PPP says Hoyte backs irresponsibility charge


Guyana Chronicle
March 24, 2000


LEADER of the main opposition People's National Congress (PNC), Mr Desmond Hoyte yesterday accused the People's Progressive Party (PPP) of an "unwarranted attack" on his party over an alleged statement from a bandit suspect.

But the PPP, the main partner in the governing PPP/Civic (PPP/Civic) alliance, accused Hoyte of making "wild charges" against government ministers and claimed his credibility "has taken an irreversible plunge".

The row between the two parties is over a report by the Guyana correspondent of the Caribbean News Agency (CANA) claiming that bandit suspect Andrew Douglas had linked government ministers, police and others to violent armed robberies of the slain notorious bandit Linden `Blackie' London.

The Guyana Government has demanded an apology from CANA and wants it to retract the story.

The government Tuesday described the report as "baseless, wicked and malicious."

It added that CANA acted irresponsibly by "parroting these blatant lies which have been peddled by propagandists linked to the opposition People's National Congress (PNC)."

Information Minister, Mr Moses Nagamootoo, in a letter to Mr Trevor Yearwood, Editor of the CANA Wire Service, strongly denounced the story.

"I believe that the CANA publication is defamatory of the entire government of Guyana and has tarnished the image of all ministers, individually and severally," he said.

Nagamootoo pointed out that the "news item did not say by what method 'a man facing robbery charges' in Guyana made the allegation 'that two government ministers, a public servant, two cops, and a television station owner were accomplices' who helped the deceased bandit-killer, Linden London to 'mastermind heists' which according to your story netted more than $100M."

The minister stated that if the allegation of criminal conduct was "strong", CANA should have ensured that its source was not only impeccable, but that the accused be given a chance to respond.

He said he was aware that certain anti-government propagandists who were identified as being in contact with the late criminal have claimed that a tape recording purportedly emanating from a gang member has named state officials as accomplices.

However, no one owned up to the `voice' on the tape recording, he said.

It came as a shock to the government that CANA allowed itself to become ensnared in a political smear campaign by repeating allegations from a questionable source, he said.

Hoyte at a press briefing yesterday said the attack on his party was "wholly unwarranted and inexplicable...objectionable, reprehensible and utterly unacceptable."

He claimed that the CANA report was based on a tape recording which "contained allegations" against government ministers and others linking them to robberies committed by London, Douglas and others.

"The CANA report did not say that these allegations were true: it merely reported, faithfully and accurately, the contents of the tape", Hoyte told reporters.

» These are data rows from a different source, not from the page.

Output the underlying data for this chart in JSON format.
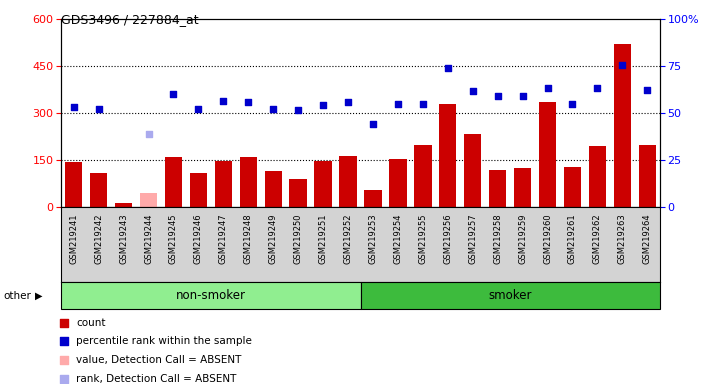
{
  "title": "GDS3496 / 227884_at",
  "samples": [
    "GSM219241",
    "GSM219242",
    "GSM219243",
    "GSM219244",
    "GSM219245",
    "GSM219246",
    "GSM219247",
    "GSM219248",
    "GSM219249",
    "GSM219250",
    "GSM219251",
    "GSM219252",
    "GSM219253",
    "GSM219254",
    "GSM219255",
    "GSM219256",
    "GSM219257",
    "GSM219258",
    "GSM219259",
    "GSM219260",
    "GSM219261",
    "GSM219262",
    "GSM219263",
    "GSM219264"
  ],
  "count_values": [
    145,
    110,
    15,
    null,
    160,
    110,
    148,
    160,
    115,
    90,
    148,
    165,
    55,
    155,
    200,
    330,
    235,
    120,
    125,
    335,
    130,
    195,
    520,
    200
  ],
  "absent_count": [
    null,
    null,
    null,
    45,
    null,
    null,
    null,
    null,
    null,
    null,
    null,
    null,
    null,
    null,
    null,
    null,
    null,
    null,
    null,
    null,
    null,
    null,
    null,
    null
  ],
  "rank_values": [
    320,
    315,
    null,
    null,
    360,
    315,
    340,
    335,
    315,
    310,
    325,
    335,
    265,
    330,
    330,
    445,
    370,
    355,
    355,
    380,
    330,
    380,
    455,
    375
  ],
  "absent_rank": [
    null,
    null,
    null,
    235,
    null,
    null,
    null,
    null,
    null,
    null,
    null,
    null,
    null,
    null,
    null,
    null,
    null,
    null,
    null,
    null,
    null,
    null,
    null,
    null
  ],
  "left_ylim": [
    0,
    600
  ],
  "right_ylim": [
    0,
    100
  ],
  "left_yticks": [
    0,
    150,
    300,
    450,
    600
  ],
  "right_yticks": [
    0,
    25,
    50,
    75,
    100
  ],
  "bar_color": "#cc0000",
  "dot_color": "#0000cc",
  "absent_bar_color": "#ffaaaa",
  "absent_dot_color": "#aaaaee",
  "bg_color": "#d3d3d3",
  "non_smoker_color": "#90ee90",
  "smoker_color": "#3dbb3d",
  "nonsmoker_count": 12,
  "total_count": 24
}
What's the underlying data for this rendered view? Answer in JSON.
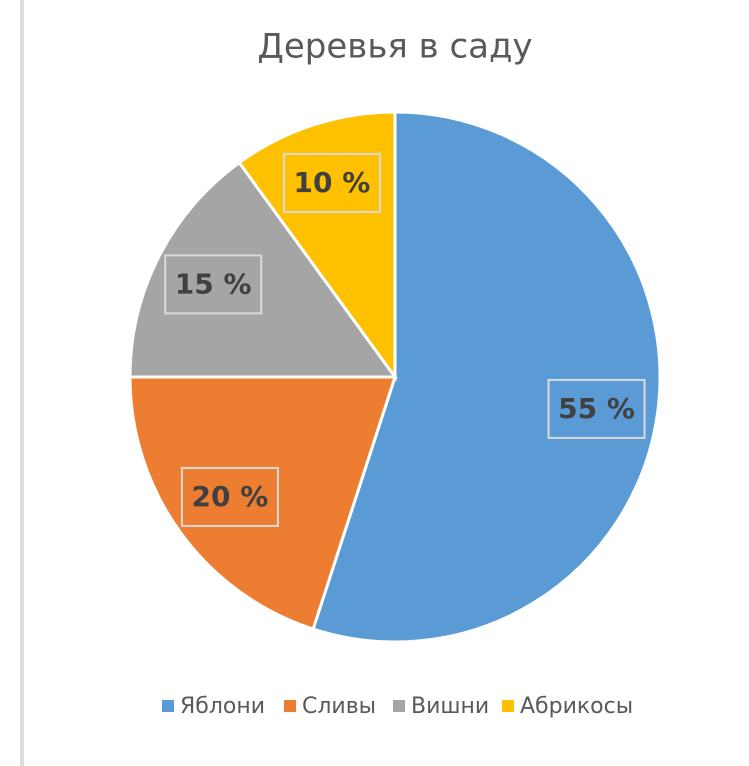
{
  "chart_data": {
    "type": "pie",
    "title": "Деревья в саду",
    "categories": [
      "Яблони",
      "Сливы",
      "Вишни",
      "Абрикосы"
    ],
    "values": [
      55,
      20,
      15,
      10
    ],
    "value_labels": [
      "55 %",
      "20 %",
      "15 %",
      "10 %"
    ],
    "colors": [
      "#5b9bd5",
      "#ed7d31",
      "#a5a5a5",
      "#ffc000"
    ],
    "legend": "bottom"
  }
}
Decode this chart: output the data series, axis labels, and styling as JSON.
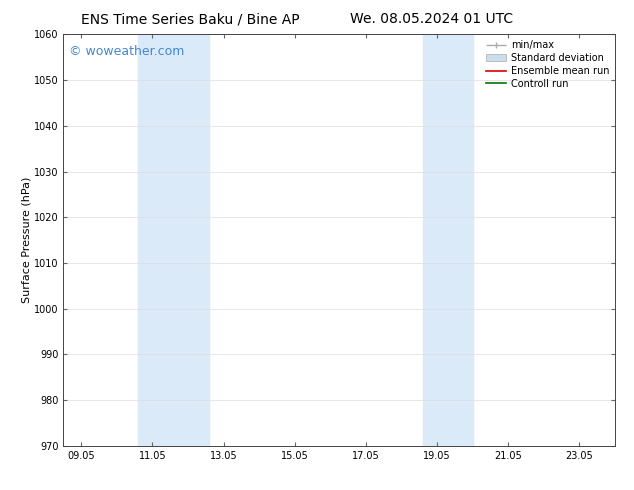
{
  "title_left": "ENS Time Series Baku / Bine AP",
  "title_right": "We. 08.05.2024 01 UTC",
  "ylabel": "Surface Pressure (hPa)",
  "ylim": [
    970,
    1060
  ],
  "yticks": [
    970,
    980,
    990,
    1000,
    1010,
    1020,
    1030,
    1040,
    1050,
    1060
  ],
  "xtick_labels": [
    "09.05",
    "11.05",
    "13.05",
    "15.05",
    "17.05",
    "19.05",
    "21.05",
    "23.05"
  ],
  "xtick_positions": [
    0,
    2,
    4,
    6,
    8,
    10,
    12,
    14
  ],
  "xlim": [
    -0.5,
    15
  ],
  "shaded_regions": [
    {
      "xmin": 1.6,
      "xmax": 3.6,
      "color": "#daeaf8"
    },
    {
      "xmin": 9.6,
      "xmax": 11.0,
      "color": "#daeaf8"
    }
  ],
  "watermark_text": "© woweather.com",
  "watermark_color": "#4488cc",
  "watermark_fontsize": 9,
  "bg_color": "#ffffff",
  "plot_bg_color": "#ffffff",
  "title_fontsize": 10,
  "tick_fontsize": 7,
  "ylabel_fontsize": 8,
  "legend_fontsize": 7,
  "minmax_color": "#aaaaaa",
  "std_color": "#ccdded",
  "ensemble_color": "#dd0000",
  "control_color": "#007700"
}
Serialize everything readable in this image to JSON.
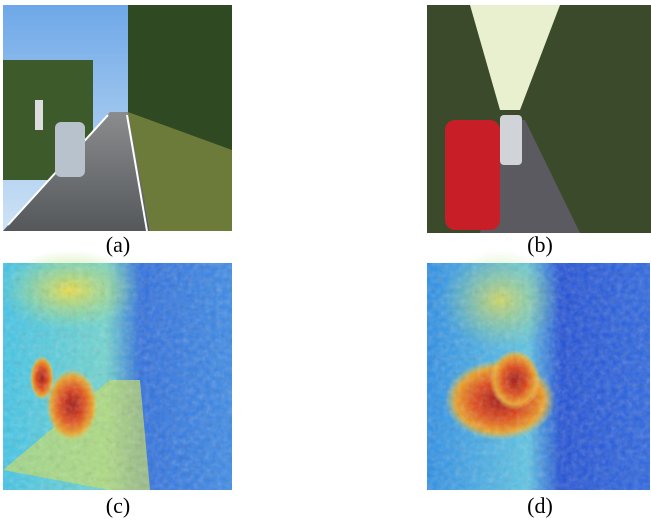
{
  "panels": [
    {
      "label": "(a)"
    },
    {
      "label": "(b)"
    },
    {
      "label": "(c)"
    },
    {
      "label": "(d)"
    }
  ]
}
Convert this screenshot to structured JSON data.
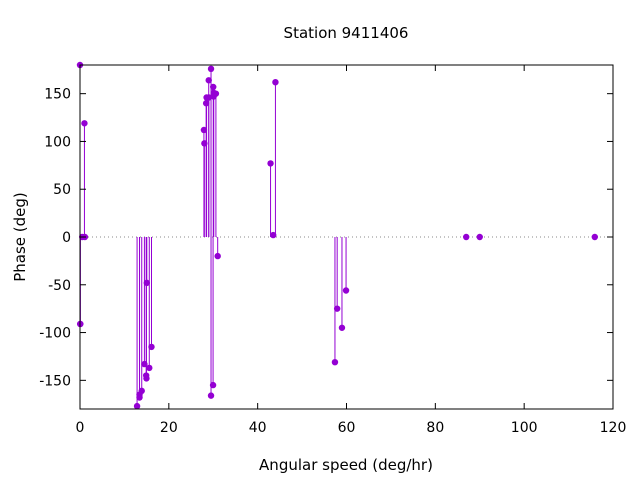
{
  "chart_data": {
    "type": "scatter",
    "style": "impulses-with-points",
    "title": "Station 9411406",
    "xlabel": "Angular speed (deg/hr)",
    "ylabel": "Phase (deg)",
    "xlim": [
      0,
      120
    ],
    "ylim": [
      -180,
      180
    ],
    "xticks": [
      0,
      20,
      40,
      60,
      80,
      100,
      120
    ],
    "yticks": [
      -150,
      -100,
      -50,
      0,
      50,
      100,
      150
    ],
    "grid": false,
    "zero_line": "dotted",
    "series": [
      {
        "color": "#9400d3",
        "points": [
          {
            "x": 0.0,
            "y": 180
          },
          {
            "x": 0.04,
            "y": -91
          },
          {
            "x": 0.08,
            "y": -91
          },
          {
            "x": 0.5,
            "y": 0
          },
          {
            "x": 1.0,
            "y": 119
          },
          {
            "x": 1.1,
            "y": 0
          },
          {
            "x": 12.85,
            "y": -177
          },
          {
            "x": 13.4,
            "y": -168
          },
          {
            "x": 13.4,
            "y": -165
          },
          {
            "x": 13.9,
            "y": -161
          },
          {
            "x": 14.5,
            "y": -133
          },
          {
            "x": 14.9,
            "y": -145
          },
          {
            "x": 14.96,
            "y": -148
          },
          {
            "x": 15.04,
            "y": -48
          },
          {
            "x": 15.6,
            "y": -137
          },
          {
            "x": 16.1,
            "y": -115
          },
          {
            "x": 27.9,
            "y": 112
          },
          {
            "x": 28.0,
            "y": 98
          },
          {
            "x": 28.4,
            "y": 140
          },
          {
            "x": 28.5,
            "y": 146
          },
          {
            "x": 28.98,
            "y": 164
          },
          {
            "x": 29.0,
            "y": 146
          },
          {
            "x": 29.5,
            "y": 176
          },
          {
            "x": 29.5,
            "y": -166
          },
          {
            "x": 29.96,
            "y": -155
          },
          {
            "x": 30.0,
            "y": 157
          },
          {
            "x": 30.08,
            "y": 147
          },
          {
            "x": 30.1,
            "y": 151
          },
          {
            "x": 30.6,
            "y": 150
          },
          {
            "x": 31.0,
            "y": -20
          },
          {
            "x": 42.9,
            "y": 77
          },
          {
            "x": 43.5,
            "y": 2
          },
          {
            "x": 44.0,
            "y": 162
          },
          {
            "x": 57.4,
            "y": -131
          },
          {
            "x": 57.9,
            "y": -75
          },
          {
            "x": 58.98,
            "y": -95
          },
          {
            "x": 59.9,
            "y": -56
          },
          {
            "x": 86.95,
            "y": 0
          },
          {
            "x": 90.0,
            "y": 0
          },
          {
            "x": 115.9,
            "y": 0
          }
        ]
      }
    ]
  }
}
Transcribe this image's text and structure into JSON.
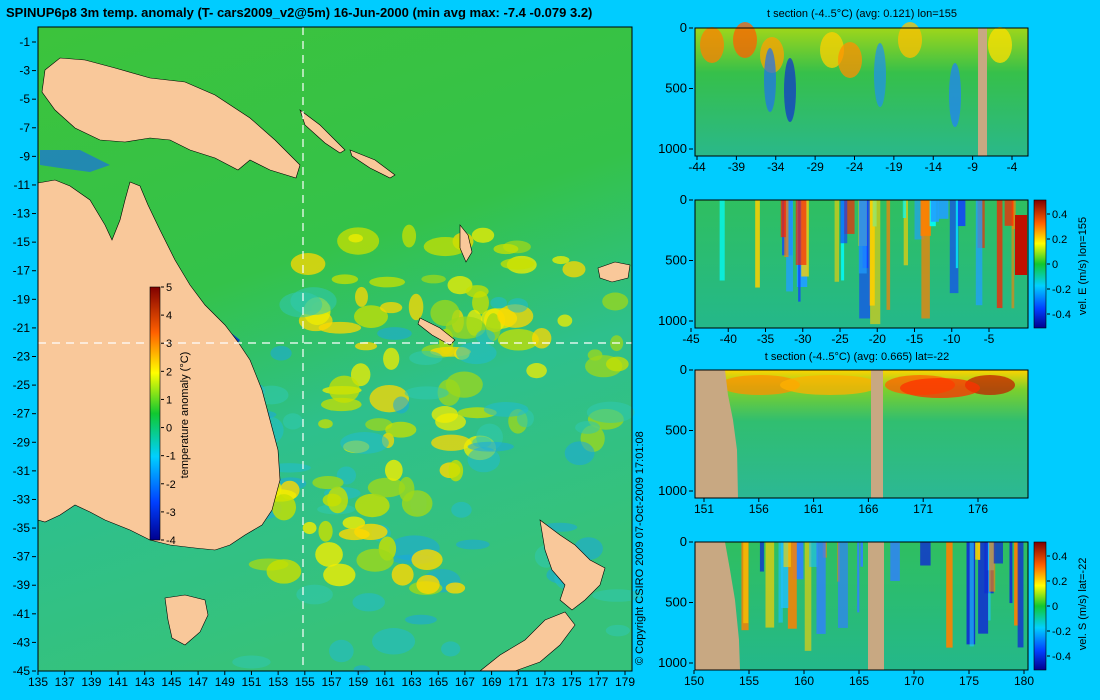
{
  "title": "SPINUP6p8 3m temp. anomaly (T- cars2009_v2@5m) 16-Jun-2000 (min avg max: -7.4 -0.079 3.2)",
  "credit": "© Copyright CSIRO 2009   07-Oct-2009 17:01:08",
  "colors": {
    "background": "#00ccff",
    "land": "#f9c89a",
    "section_land": "#c8a882",
    "crosshair": "#ffffff"
  },
  "chart_data": [
    {
      "type": "heatmap",
      "name": "map",
      "x_ticks": [
        "135",
        "137",
        "139",
        "141",
        "143",
        "145",
        "147",
        "149",
        "151",
        "153",
        "155",
        "157",
        "159",
        "161",
        "163",
        "165",
        "167",
        "169",
        "171",
        "173",
        "175",
        "177",
        "179"
      ],
      "y_ticks": [
        "-1",
        "-3",
        "-5",
        "-7",
        "-9",
        "-11",
        "-13",
        "-15",
        "-17",
        "-19",
        "-21",
        "-23",
        "-25",
        "-27",
        "-29",
        "-31",
        "-33",
        "-35",
        "-37",
        "-39",
        "-41",
        "-43",
        "-45"
      ],
      "xlim": [
        135,
        180
      ],
      "ylim": [
        -45,
        0
      ],
      "crosshair": {
        "lon": 155,
        "lat": -22
      },
      "colorbar": {
        "label": "temperature anomaly (°C)",
        "ticks": [
          "5",
          "4",
          "3",
          "2",
          "1",
          "0",
          "-1",
          "-2",
          "-3",
          "-4"
        ],
        "range": [
          -4,
          5
        ]
      }
    },
    {
      "type": "heatmap",
      "name": "t-section-lon",
      "title": "t section (-4..5°C) (avg: 0.121) lon=155",
      "x_ticks": [
        "-44",
        "-39",
        "-34",
        "-29",
        "-24",
        "-19",
        "-14",
        "-9",
        "-4"
      ],
      "y_ticks": [
        "0",
        "500",
        "1000"
      ],
      "xlim": [
        -45,
        -0.5
      ],
      "ylim": [
        1050,
        0
      ]
    },
    {
      "type": "heatmap",
      "name": "vel-e-section",
      "x_ticks": [
        "-45",
        "-40",
        "-35",
        "-30",
        "-25",
        "-20",
        "-15",
        "-10",
        "-5"
      ],
      "y_ticks": [
        "0",
        "500",
        "1000"
      ],
      "xlim": [
        -45,
        -0.5
      ],
      "ylim": [
        1050,
        0
      ],
      "colorbar": {
        "label": "vel. E (m/s) lon=155",
        "ticks": [
          "0.4",
          "0.2",
          "0",
          "-0.2",
          "-0.4"
        ],
        "range": [
          -0.45,
          0.45
        ]
      }
    },
    {
      "type": "heatmap",
      "name": "t-section-lat",
      "title": "t section (-4..5°C) (avg: 0.665) lat=-22",
      "x_ticks": [
        "151",
        "156",
        "161",
        "166",
        "171",
        "176"
      ],
      "y_ticks": [
        "0",
        "500",
        "1000"
      ],
      "xlim": [
        149.5,
        180
      ],
      "ylim": [
        1050,
        0
      ]
    },
    {
      "type": "heatmap",
      "name": "vel-s-section",
      "x_ticks": [
        "150",
        "155",
        "160",
        "165",
        "170",
        "175",
        "180"
      ],
      "y_ticks": [
        "0",
        "500",
        "1000"
      ],
      "xlim": [
        150,
        180
      ],
      "ylim": [
        1050,
        0
      ],
      "colorbar": {
        "label": "vel. S (m/s) lat=-22",
        "ticks": [
          "0.4",
          "0.2",
          "0",
          "-0.2",
          "-0.4"
        ],
        "range": [
          -0.45,
          0.45
        ]
      }
    }
  ]
}
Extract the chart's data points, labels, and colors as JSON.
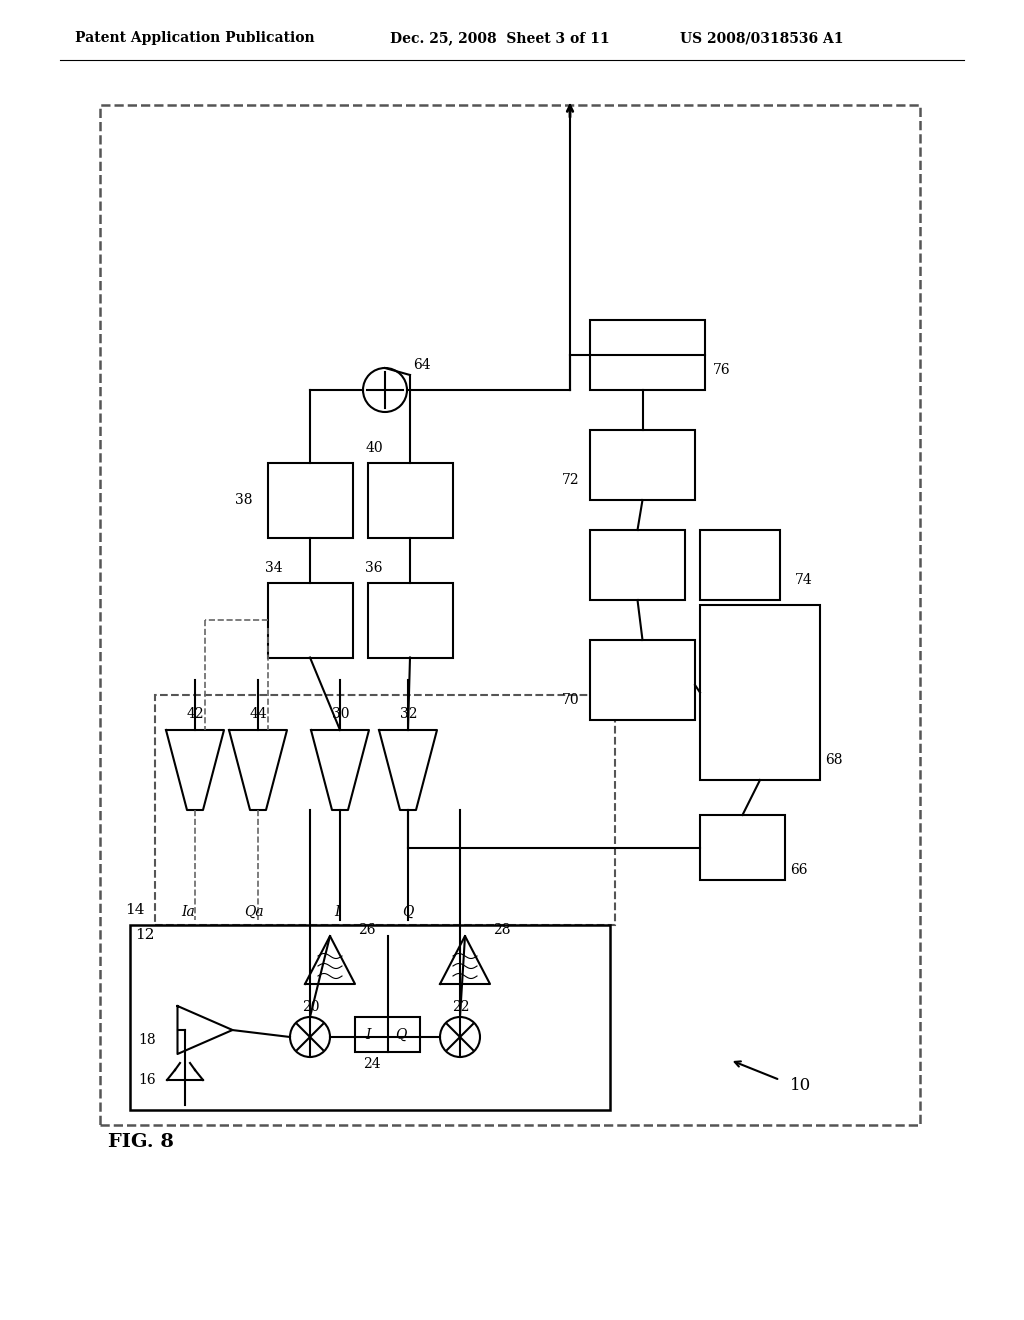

Hoyte repeated allegations against government ministers and others, including the police.

In a statement yesterday, the PPP said Hoyte has vindicated the charge by the government that CANA "acted irresponsibly in linking state officials with the deceased criminal `Blackie'."

"In his own words, Hoyte admitted that `the CANA report did not say that these allegations were true", the PPP argued.

That the allegations lack credibility and were untruthful "was the gist of the government's contention which deserves support", the PPP said, backing the call for an apology from the news agency.

The PPP claimed Hoyte is "haunted by the ghost of his own indiscreet action and no amount of calumnies against PPP and State leaders could ever cleanse him of his tainted image after his unpardonable rendezvous with the dead bandit-killer, Linden London."

Hoyte defended attending London's funeral last month saying he "has no apologies to make".

He maintained he was not there "to defend any criminal enterprise in which London might have been involved" but was "there to register a protest against the manner of his killing".

London was shot dead in a joint Army-Police operation after an almost 12-hour shootout at an East Bank Demerara hotel.

Hoyte wants a public inquiry into the allegations on the tape recording he said Douglas made.